Yaptım yine lise mantığı



Bizi üzerinden yıllar geçse de hala derinden etkileyen sözler ve onların yaşattığı  ezilmislikler vardır. Coguna hiçbir zaman bir anlam veremeyiz bir anda durduk yerde aklımıza gelir ve yüreğimizin bir kenarlarını sızım sızım sızlatır. kimbilir belki benlik saygımız o zaman düşmüştür de hala kalkamadigindan o işitilmis laf her başarısızlığımızda kulağımızda cinlamaktadir. 
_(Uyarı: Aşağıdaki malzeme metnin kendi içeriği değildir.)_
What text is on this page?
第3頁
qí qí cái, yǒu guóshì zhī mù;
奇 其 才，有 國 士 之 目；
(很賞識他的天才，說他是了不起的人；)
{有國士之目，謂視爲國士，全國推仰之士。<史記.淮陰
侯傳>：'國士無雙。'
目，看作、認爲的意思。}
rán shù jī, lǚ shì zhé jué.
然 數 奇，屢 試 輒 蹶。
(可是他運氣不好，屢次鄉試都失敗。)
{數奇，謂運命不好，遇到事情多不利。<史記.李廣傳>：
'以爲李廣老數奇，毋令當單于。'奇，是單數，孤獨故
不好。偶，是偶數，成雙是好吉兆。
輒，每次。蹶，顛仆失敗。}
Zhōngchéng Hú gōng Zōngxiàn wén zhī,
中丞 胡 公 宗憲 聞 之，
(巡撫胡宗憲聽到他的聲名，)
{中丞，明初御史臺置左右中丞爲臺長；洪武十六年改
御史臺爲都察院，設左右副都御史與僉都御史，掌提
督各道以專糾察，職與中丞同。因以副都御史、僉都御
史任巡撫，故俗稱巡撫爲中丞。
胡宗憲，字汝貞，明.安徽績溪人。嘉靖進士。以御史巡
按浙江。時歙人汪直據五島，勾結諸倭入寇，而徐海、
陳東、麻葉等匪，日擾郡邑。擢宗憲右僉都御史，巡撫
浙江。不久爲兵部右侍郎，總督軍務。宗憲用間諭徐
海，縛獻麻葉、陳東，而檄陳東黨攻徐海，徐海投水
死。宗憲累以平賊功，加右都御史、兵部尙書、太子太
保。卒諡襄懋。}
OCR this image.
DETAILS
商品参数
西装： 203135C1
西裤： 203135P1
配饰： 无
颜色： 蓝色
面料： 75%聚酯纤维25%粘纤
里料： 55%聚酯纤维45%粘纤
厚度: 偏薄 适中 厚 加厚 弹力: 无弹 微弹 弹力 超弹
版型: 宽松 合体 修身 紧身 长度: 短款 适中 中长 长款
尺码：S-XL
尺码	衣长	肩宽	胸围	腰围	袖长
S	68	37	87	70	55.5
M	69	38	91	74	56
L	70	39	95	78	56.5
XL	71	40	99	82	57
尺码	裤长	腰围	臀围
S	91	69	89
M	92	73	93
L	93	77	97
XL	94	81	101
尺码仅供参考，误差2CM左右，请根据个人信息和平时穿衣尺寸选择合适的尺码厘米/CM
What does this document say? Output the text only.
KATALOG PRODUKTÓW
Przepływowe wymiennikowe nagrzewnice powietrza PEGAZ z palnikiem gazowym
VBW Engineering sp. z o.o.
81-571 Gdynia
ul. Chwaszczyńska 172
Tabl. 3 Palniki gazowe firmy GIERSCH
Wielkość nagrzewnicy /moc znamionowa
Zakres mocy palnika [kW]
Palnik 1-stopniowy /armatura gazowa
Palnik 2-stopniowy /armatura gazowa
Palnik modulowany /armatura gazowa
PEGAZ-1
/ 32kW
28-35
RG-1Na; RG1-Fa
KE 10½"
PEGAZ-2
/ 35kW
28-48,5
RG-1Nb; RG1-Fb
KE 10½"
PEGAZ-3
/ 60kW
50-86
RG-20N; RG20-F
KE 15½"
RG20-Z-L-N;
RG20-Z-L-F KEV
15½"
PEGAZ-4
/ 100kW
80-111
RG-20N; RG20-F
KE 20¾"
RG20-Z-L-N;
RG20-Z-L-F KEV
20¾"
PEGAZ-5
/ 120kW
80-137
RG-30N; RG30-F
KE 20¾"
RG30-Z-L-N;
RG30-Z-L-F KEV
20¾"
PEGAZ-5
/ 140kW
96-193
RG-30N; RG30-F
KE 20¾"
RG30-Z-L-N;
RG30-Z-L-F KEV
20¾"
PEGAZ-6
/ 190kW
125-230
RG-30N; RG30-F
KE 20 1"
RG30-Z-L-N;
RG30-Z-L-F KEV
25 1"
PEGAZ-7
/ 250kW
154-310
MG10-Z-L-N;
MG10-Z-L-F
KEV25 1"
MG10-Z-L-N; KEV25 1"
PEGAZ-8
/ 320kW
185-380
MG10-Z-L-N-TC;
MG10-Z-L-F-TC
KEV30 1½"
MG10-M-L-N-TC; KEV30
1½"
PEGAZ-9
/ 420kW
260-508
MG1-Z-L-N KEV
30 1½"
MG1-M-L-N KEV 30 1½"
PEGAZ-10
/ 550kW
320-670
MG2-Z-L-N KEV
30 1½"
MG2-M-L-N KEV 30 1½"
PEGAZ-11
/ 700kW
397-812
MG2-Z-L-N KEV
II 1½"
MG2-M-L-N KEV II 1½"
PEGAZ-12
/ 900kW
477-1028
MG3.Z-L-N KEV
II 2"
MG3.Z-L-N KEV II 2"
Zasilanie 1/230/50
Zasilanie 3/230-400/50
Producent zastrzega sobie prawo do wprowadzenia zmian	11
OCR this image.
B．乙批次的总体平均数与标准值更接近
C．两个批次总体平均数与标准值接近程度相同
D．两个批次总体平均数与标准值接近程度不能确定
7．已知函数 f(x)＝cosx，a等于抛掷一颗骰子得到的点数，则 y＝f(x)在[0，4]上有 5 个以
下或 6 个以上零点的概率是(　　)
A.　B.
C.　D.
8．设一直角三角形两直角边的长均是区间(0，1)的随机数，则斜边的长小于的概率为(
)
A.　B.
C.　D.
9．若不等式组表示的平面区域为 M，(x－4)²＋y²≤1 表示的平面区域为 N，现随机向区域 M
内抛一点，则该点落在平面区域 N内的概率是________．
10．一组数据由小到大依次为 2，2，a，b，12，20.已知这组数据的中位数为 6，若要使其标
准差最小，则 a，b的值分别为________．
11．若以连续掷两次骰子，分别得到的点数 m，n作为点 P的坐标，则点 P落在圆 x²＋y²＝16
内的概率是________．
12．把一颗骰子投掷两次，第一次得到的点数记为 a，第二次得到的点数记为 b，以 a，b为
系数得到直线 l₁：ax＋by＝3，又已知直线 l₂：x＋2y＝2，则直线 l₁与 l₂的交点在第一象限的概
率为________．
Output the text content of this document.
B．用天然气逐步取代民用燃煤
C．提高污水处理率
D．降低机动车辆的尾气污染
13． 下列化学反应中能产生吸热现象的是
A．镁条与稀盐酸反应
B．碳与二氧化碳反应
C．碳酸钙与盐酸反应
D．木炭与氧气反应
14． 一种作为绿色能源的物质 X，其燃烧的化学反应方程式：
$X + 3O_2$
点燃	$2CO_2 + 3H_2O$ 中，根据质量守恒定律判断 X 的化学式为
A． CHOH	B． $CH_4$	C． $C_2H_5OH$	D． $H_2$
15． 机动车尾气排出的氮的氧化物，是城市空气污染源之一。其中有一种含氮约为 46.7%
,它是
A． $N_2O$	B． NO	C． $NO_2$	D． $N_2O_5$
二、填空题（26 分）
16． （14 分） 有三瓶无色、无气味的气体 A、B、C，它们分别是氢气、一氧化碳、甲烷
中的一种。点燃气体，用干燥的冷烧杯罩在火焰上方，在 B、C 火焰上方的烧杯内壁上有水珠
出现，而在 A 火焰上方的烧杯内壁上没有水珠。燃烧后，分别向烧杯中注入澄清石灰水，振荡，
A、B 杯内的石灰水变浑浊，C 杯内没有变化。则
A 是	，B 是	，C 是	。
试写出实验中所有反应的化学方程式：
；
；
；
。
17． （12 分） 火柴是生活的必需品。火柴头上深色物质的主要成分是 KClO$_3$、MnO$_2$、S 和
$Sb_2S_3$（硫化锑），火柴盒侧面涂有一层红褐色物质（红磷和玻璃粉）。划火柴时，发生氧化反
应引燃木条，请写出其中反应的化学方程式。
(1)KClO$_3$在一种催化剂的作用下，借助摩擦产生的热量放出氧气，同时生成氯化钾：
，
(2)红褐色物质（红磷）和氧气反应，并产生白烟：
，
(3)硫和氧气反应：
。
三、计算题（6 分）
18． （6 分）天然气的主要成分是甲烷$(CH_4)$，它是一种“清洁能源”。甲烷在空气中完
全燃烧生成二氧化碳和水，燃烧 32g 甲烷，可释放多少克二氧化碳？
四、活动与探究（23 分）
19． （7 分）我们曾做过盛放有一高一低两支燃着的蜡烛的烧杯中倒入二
'lise mantığı' ...evet yanlış okumadınız. Universite son sinifta ( ki bu zaman dilimi bile ne hissettigimi anlatir) üç kafadar odev hazirlamakta tutusmuslugumuzun zirvelerine emin adımlarla tırmanmaktayız. Tam o esnada elinde birseylerle gelen anne aramiza süzüldü ve yaptıklarımızı inceledi ve o iki kelimeyi soyleyerek bir anda bizi silkeledi! Elindekiler bizim annelerimizin odamiza ders çalışırken  getirdigi meyve cips türü seyler degildi makaleydi literaturdu ustelik ingilizceydi. O nasıl  bir anneydi!  O anneyse benim annem neydi! Biz nasil bir odev hazırlamıstık ki tamamen düzmeceydi? Babam böyle  pasta yapmayı nerden ögrenmisti gibi sorular o an üç kafadarin etrafindaki zihin suzgecini doldurmustu! Ama o elleri opulesi anne bizim ilk sıcacık  fırından cikmiscasina ingilizceye cevrilmis odevimizin yaraticisi olmustu! 
Bu iki kelimeyi işittiğim andan bu yana her olumsuz davranışımda içimdeki o titiz temiz becerikli eleştirel sesim bana bu iki kelimeyi fısıldar: yaptın yine lise mantığı!